The second lien market has been on the decline since the housing bust of 2008, but there’s growing evidence that business is beginning to gain traction.
According to new survey figures compiled by ASR sister publication National Mortgage News, residential funders of all different stripes originated $5.59 billion of seconds in 2Q12, a 23% improvement from the same period a year earlier.
In the first quarter, the origination of seconds grew by roughly 40% year over year.
The results appear in Alternative Products Quarterly Data Report.
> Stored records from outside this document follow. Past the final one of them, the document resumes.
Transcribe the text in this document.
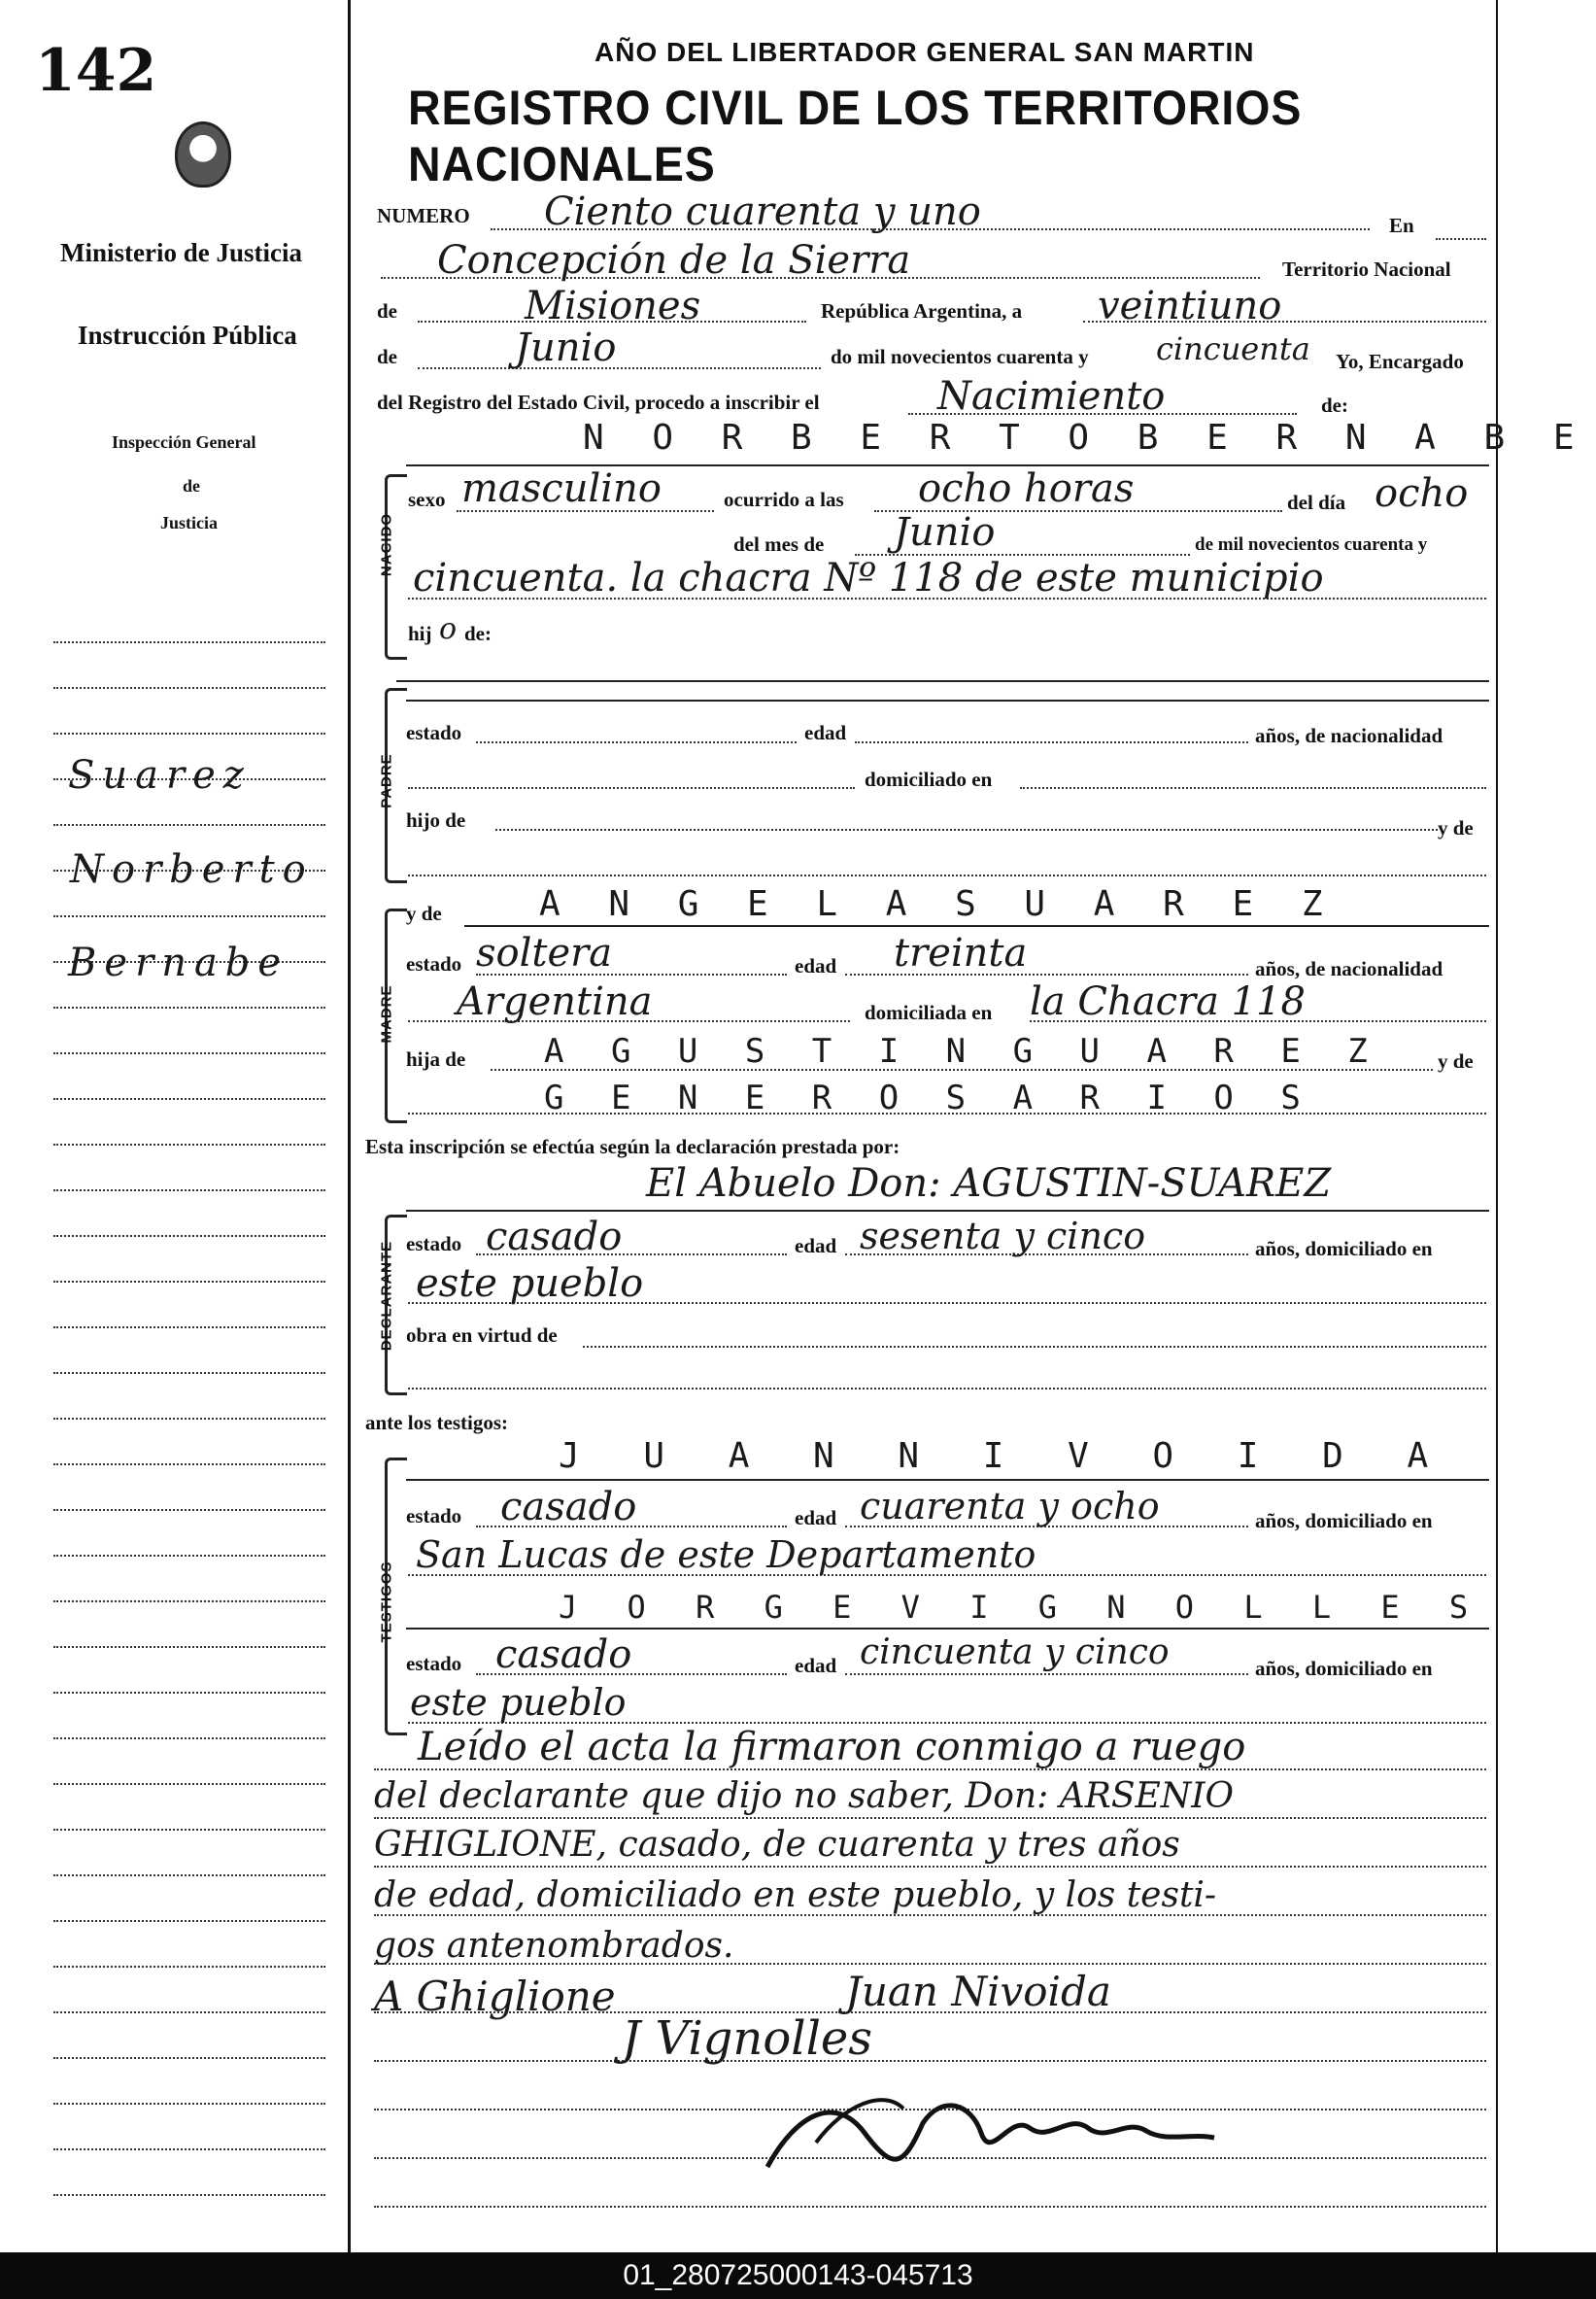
142
Ministerio de Justicia
Instrucción Pública
Inspección General
de
Justicia
Suarez
Norberto
Bernabe
AÑO DEL LIBERTADOR GENERAL SAN MARTIN
REGISTRO CIVIL DE LOS TERRITORIOS NACIONALES
NUMERO Ciento cuarenta y uno	En
Concepción de la Sierra	Territorio Nacional
de	Misiones	República Argentina, a veintiuno
de	Junio	do mil novecientos cuarenta y cincuenta Yo, Encargado
del Registro del Estado Civil, procedo a inscribir el	Nacimiento	de:
NACIDO
N O R B E R T O B E R N A B E
sexo masculino	ocurrido a las ocho horas	del día ocho
del mes de Junio	de mil novecientos cuarenta y
cincuenta. la chacra Nº 118 de este municipio
hij o de:
PADRE
estado	edad	años, de nacionalidad
domiciliado en
hijo de	y de
MADRE
y de	A N G E L A S U A R E Z
estado soltera	edad treinta	años, de nacionalidad
Argentina	domiciliada en la Chacra 118
hija de A G U S T I N G U A R E Z	y de
G E N E R O S A R I O S
Esta inscripción se efectúa según la declaración prestada por:
DECLARANTE
El Abuelo Don: AGUSTIN-SUAREZ
estado casado	edad sesenta y cinco	años, domiciliado en
este pueblo
obra en virtud de
ante los testigos:
TESTIGOS
J U A N N I V O I D A
estado casado	edad cuarenta y ocho	años, domiciliado en
San Lucas de este Departamento
J O R G E V I G N O L L E S
estado casado	edad cincuenta y cinco	años, domiciliado en
este pueblo
Leído el acta la firmaron conmigo a ruego
del declarante que dijo no saber, Don: ARSENIO
GHIGLIONE, casado, de cuarenta y tres años
de edad, domiciliado en este pueblo, y los testi-
gos antenombrados.
A Ghiglione	Juan Nivoida
J Vignolles
01_280725000143-045713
Although many lenders are willing to disclose first lien production they are less forthcoming on the origination of closed- and open-end seconds. (Also, many nonbanks do not even play in the sector anymore.)
Wells Fargo & Co. and Bank of America continue to rank first and second, respectively, in terms of second-lien fundings, with combined originations of $3.5 billion in 2Q12. Wells’ volume, however, is an estimate based on previously reported numbers.
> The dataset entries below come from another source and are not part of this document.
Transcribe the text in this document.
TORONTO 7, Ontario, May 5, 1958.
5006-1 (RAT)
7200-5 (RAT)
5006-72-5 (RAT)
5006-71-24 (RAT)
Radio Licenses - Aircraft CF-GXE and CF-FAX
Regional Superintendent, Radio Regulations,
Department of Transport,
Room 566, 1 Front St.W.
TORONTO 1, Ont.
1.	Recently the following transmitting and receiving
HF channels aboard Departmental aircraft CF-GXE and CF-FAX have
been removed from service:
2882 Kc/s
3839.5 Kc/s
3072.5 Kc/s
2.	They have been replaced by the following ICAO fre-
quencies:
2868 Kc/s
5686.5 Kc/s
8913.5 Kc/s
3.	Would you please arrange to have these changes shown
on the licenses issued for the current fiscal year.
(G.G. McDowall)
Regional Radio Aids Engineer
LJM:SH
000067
Still, there are signs of life. Roughly 23 firms reported second-lien figures to NMN compared to 21 in 1Q12. Banks such as PNC are actively advertising home equity products in television commercials and print ads. Credit unions are active in HELOCs, at least in the Washington market.
Jim Francis, executive vice president of Union Bank, San Francisco, told NMN recently that his company is making more HELOCs these days, but cautioned that borrowers “are not drawing on their lines very much.”